When the number of dentinal tubules was measured after cleaning, the smear layer could hardly be removed with distilled water, but when used alone (no drugs), plus nanobubble water promoted smear layer removal significantly more than minus nanobubble water. A positive effect was observed ( ^## P<0.01) (Fig. 6A, Fig. 7). On the other hand, when 0.2% chlorhexidine gluconate and 0.12% cetylpyridinium chloride were used in combination with plus nanobubble water, they were more effective in promoting smear layer removal than when used in combination with minus nanobubble water. ( ^#P <0.05) (Figure 6B, Figure 6C, Figure 7).

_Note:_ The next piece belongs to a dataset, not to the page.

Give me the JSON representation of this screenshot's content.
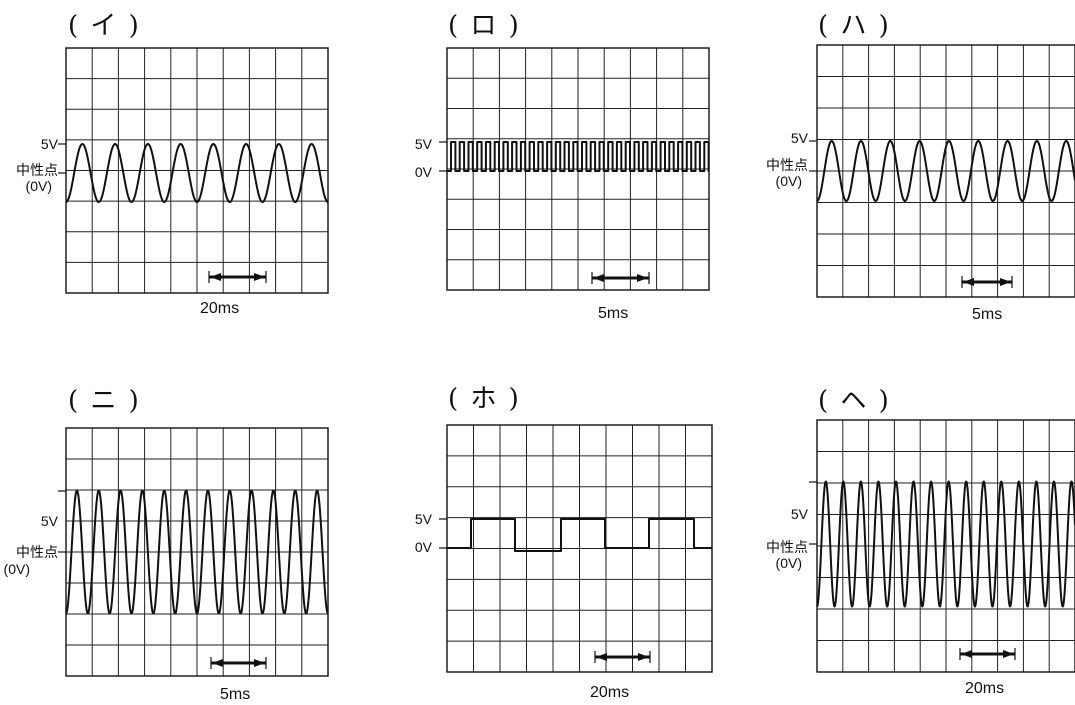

The present invention can be used for caries treatment, pulp extraction/infected root canal treatment, periodontal disease treatment, and oral care.

Claims (4)

Contains antibacterial agents and nanobubbles,
The nanobubbles are positive nanobubbles whose surfaces are positively charged. A composition for treating infection in the root canal and dentinal tubule of a tooth . The composition for treating infection in a root canal and root canal dentinal tubule according to claim 1, wherein the nanobubbles have a positive zeta potential. The concentration of the plus nanobubbles is 1×10 ⁶ to 1×10 ⁹ bubbles/mL,
The average bubble diameter of the plus nanobubbles is 10 to 300 nm,
The composition for treating infection in the root canal and dentinal tubule of a tooth according to claim 1 or 2. The antibacterial agent may include antibacterial nanoparticles, antibiotics, antibacterial agents, antifungal agents, antiviral agents, root canal expanders, anti-inflammatory agents, physiologically active substances that promote wound healing and tissue regeneration, and stem cell-derived secretomes, exosomes, etc. The composition for treating infection in the root canal and dentinal tubule of a tooth according to claim 1 or 2, which contains at least one of the group consisting of miRNA.